PICNIK SPINACH ARTICHOKE DIP RECIPE
spinach artichoke dip gets a modern update with fresh, functional ingredients.
You know it's going to be a good party when a big bowl of warm, cheesy spinach artichoke dip sits front and center on the hor d'oeuvre table.
This recipe is low-carb, sugar-free, keto-friendly, and loaded with alkalizing greens like spinach and collard greens. It's super easy to make and can be prepared a day or two ahead of time and placed in the oven to bake when you're ready. It's an easy, peasy appetizer that is sure to be a crowd pleaser.
Let's dive in...
Picnik Creamer Spinach Artichoke Dip
- 2 10 oz. bags frozen organic whole leaf spinach; thawed, drained, and squeezed
- 1 10 oz. bag frozen organic collard greens; thawed, drained, and squeezed
- 1 14 oz. can organic, quartered baby artichokes; drained and rough chopped
- 1 4.9 oz. can organic water chestnuts; rough chopped
- 1 cup yellow onions; medium diced
- 2 tbsp. garlic; chopped
- 2 tbsp raw apple cider vinegar
- 1 cup tapioca starch
- 1 tsp. nutmeg; grated
- 2 cups raw parmesan cheese + ½ cup set aside
- 2 ½ cups Picnik Creamer
- 3 tbsp. avocado oil + 2 tbsp. set aside
- salt + black pepper to taste
- Preheat oven to 350 F degrees.
- Next, using a pastry brush, take the 2 tbsp. of avocado oil and grease the bottom of a 9 x 9 casserole baking dish. Set aside.

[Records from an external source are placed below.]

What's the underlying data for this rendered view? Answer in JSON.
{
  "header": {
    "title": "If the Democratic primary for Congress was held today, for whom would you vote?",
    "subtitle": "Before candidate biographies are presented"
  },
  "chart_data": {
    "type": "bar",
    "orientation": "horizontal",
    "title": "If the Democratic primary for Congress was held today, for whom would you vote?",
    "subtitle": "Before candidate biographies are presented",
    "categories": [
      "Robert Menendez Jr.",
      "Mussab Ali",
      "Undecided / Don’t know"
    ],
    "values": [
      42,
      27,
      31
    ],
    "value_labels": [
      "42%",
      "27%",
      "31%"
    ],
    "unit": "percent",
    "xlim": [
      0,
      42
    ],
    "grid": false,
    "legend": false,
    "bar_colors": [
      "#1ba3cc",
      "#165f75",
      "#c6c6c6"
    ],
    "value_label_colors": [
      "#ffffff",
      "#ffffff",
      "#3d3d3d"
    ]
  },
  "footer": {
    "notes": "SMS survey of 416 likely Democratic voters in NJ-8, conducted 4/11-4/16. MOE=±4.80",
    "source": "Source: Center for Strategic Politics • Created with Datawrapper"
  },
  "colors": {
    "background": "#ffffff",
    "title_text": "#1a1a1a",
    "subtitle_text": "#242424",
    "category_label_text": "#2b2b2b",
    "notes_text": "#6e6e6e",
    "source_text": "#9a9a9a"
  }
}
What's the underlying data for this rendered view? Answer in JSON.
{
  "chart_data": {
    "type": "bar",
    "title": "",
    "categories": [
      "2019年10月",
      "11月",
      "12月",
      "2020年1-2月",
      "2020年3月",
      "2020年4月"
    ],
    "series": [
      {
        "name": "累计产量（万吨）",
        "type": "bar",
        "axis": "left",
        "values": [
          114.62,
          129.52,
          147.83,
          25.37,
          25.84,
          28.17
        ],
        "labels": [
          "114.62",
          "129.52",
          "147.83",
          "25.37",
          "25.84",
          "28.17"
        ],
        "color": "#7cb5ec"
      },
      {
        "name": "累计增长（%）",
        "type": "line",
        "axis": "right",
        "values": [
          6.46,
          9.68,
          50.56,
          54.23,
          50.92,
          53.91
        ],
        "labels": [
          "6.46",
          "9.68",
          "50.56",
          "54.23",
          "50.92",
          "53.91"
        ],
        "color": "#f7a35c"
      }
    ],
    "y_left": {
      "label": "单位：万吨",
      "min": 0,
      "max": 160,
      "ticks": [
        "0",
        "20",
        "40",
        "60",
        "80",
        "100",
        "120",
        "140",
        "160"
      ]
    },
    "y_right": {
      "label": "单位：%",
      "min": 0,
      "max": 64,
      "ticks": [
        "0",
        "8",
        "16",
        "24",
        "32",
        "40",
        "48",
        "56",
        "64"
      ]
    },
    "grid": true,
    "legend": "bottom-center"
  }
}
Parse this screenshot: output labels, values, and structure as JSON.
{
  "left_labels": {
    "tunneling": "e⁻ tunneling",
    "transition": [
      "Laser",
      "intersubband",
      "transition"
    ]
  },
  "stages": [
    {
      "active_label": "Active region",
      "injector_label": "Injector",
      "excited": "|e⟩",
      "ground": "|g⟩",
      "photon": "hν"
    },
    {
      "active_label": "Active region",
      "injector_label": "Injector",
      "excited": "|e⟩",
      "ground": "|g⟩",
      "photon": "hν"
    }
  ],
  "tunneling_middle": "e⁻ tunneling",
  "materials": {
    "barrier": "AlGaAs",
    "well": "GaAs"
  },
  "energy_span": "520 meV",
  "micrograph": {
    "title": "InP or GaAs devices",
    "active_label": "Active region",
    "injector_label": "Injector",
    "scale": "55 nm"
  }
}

- Working in a heavy bottom sauce pot, add the 3 tbsp. of avocado oil and place over medium high heat.
- Once the oil begins to shimmer, add the 1 cup of medium diced onions. Season with salt only.
- Allow the onions to sauté, stirring often, until they become translucent, about 3-4 minutes.
- Add the chopped garlic and stir to incorporate. Allow the garlic to soften for a minute.
- Next, sprinkle the tapioca starch over the onion and garlic mixture and stir to combine. The mixture will start to thicken.
- Now, add the Picnik Creamer and stir to combine.
- Continue to stir the mixture until it comes to a full boil and becomes very thick.
- Once the mixture has thickened, remove from heat, and add the nutmeg, raw parmesan, water chestnuts, and artichokes hearts and stir to combine.
- Now, add the spinach and collard greens and stir to combine. Adjust seasoning with salt and black pepper.
- Scoop the mixture into the prepared casserole or baking dish.
- Sprinkle the remaining raw parmesan over the top of the mixture.
- Place the casserole in the 350F degree oven until the cheese is melted and golden brown.
- Serve with almond flour tortilla chips or your favorite toasted gluten-free bread.